There, for reasons unknown, he went by the name of Charley Hart (an alias he had occasionally used out west) or, sometimes, William Clarke. The townspeople found him somehow strange and suspicious and were inclined to shun him. Once, when out riding with a girl, he pointed to a tree and said that it would be a good place to hang a man. Ultimately he became a member of a gang of Kansas border bandits engaged in stealing Negroes and horses from Missouri; he was arrested once but jumped bail and thereafter managed to evade arrest.
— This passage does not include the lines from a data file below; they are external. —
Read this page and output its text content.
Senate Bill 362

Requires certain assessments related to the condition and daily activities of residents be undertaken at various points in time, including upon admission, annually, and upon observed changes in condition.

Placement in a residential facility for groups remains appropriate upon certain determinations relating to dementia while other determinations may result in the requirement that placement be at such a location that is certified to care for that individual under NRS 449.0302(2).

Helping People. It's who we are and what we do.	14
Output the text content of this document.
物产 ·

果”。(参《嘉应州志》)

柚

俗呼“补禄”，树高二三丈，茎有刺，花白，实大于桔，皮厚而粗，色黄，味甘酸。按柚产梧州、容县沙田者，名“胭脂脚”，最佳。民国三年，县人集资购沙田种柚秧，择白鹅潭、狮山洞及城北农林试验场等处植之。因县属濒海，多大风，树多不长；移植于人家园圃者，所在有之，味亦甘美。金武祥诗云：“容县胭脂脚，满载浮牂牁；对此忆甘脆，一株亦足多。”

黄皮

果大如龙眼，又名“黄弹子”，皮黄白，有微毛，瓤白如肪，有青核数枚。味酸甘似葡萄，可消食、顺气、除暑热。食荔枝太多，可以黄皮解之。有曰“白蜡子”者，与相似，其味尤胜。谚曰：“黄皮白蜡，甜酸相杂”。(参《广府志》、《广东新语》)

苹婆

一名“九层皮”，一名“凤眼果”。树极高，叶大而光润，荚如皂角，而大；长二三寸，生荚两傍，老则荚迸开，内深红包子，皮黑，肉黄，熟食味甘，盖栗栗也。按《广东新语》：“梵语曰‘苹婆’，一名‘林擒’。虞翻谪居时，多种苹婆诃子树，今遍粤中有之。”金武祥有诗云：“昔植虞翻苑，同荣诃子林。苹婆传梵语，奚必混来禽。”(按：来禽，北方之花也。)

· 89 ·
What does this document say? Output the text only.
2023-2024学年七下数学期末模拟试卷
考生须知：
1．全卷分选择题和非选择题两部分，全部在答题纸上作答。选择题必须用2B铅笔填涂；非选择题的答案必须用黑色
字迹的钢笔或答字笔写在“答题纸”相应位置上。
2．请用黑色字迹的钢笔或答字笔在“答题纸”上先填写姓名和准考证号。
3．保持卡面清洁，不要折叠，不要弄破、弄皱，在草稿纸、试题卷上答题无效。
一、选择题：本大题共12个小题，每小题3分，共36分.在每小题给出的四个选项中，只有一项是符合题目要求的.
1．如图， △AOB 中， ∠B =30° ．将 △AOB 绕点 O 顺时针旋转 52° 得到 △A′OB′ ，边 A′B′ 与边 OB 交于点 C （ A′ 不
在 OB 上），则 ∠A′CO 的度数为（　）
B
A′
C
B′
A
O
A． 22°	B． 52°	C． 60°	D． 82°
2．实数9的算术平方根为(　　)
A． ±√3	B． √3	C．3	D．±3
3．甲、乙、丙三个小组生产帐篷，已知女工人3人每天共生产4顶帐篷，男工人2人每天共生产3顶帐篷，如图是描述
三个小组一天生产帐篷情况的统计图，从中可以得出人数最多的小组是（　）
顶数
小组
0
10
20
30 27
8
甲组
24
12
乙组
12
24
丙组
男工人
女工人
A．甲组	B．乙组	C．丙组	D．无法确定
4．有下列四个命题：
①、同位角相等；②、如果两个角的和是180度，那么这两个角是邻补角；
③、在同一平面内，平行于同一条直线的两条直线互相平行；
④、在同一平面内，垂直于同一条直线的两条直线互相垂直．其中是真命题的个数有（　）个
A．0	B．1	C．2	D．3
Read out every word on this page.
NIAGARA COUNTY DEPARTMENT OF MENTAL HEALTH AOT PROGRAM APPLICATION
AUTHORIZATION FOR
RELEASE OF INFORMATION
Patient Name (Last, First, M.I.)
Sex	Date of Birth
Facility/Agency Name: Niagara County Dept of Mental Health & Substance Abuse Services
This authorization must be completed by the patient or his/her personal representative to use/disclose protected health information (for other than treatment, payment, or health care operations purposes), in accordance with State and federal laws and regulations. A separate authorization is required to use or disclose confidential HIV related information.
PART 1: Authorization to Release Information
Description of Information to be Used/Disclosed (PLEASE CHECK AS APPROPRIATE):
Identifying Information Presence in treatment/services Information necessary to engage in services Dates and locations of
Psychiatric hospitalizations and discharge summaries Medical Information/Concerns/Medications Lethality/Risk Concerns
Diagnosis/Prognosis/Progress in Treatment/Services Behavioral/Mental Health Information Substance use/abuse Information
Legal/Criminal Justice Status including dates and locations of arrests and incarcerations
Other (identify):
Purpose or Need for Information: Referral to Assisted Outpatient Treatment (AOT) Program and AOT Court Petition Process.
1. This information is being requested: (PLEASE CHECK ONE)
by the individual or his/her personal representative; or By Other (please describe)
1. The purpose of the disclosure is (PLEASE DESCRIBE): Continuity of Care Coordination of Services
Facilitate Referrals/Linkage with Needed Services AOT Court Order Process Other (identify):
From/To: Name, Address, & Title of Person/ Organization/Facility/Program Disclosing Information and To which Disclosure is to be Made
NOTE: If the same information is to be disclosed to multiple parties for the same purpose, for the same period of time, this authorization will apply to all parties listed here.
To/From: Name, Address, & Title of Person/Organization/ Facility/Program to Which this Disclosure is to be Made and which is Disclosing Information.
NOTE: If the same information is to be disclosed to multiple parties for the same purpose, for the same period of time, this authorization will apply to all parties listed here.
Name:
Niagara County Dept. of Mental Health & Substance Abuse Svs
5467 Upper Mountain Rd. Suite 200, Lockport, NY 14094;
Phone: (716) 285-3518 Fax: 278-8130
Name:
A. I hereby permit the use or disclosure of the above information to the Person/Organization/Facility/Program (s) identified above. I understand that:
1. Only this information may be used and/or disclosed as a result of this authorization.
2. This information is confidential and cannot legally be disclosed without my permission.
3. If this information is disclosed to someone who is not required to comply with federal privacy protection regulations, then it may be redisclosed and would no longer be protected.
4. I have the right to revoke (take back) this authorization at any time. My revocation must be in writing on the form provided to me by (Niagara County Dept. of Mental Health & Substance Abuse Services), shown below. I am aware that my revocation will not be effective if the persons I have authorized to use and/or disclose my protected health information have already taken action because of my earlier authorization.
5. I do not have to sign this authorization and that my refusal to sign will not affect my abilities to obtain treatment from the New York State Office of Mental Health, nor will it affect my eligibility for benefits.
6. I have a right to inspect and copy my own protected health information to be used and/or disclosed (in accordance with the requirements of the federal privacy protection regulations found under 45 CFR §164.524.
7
Quantrill’s first real notoriety came in December, 1860. He persuaded three Kansas “practical abolitionists” to accompany him on a raid into Missouri for the purpose of liberating the slaves of Morgan Walker, a well-to-do Jackson County farmer. But prior to the raid he secretly forewarned Walker, with the result that the three abolitionists walked into a deadly trap. Quantrill remained in Jackson County the rest of the winter, regaining the sympathy and trust of the Missourians by telling them he had engineered the ambush to revenge the murder of an elder brother by Kansas jayhawkers. It was a lie, but to this day many Missourians firmly believe it.

Following the outbreak of full-scale hostilities along the bolder, Quantrill joined one of the Missouri bushwhacker bands, then formed his own outfit. His spectacular forays gained him recognition as head of all the guerrillas, and in the summer of 1862 the Confederate Army granted him a captain’s commission. Union authorities, however, regarded the bushwhackers as outlaws and treated them accordingly. In retaliation, the latter vowed to show no quarter to Federal prisoners.

Those who knew Quantrill in Lawrence afterward recalled that he did not appear to possess any special ability, and that although “somewhat of a horseman,” he was “only a fair shot.” But Kansans have tended to underrate him. One of his followers described him as being “a good commander and a brave man,” and stated that in combat his men would try to keep him in the rear, not only so he could direct the fighting but also because they “did not want to lose him.” Another guerrilla testified that with one or two exceptions Ouantrill was the “fastest draw,” best shot, and finest horseman of all the bushwhackers.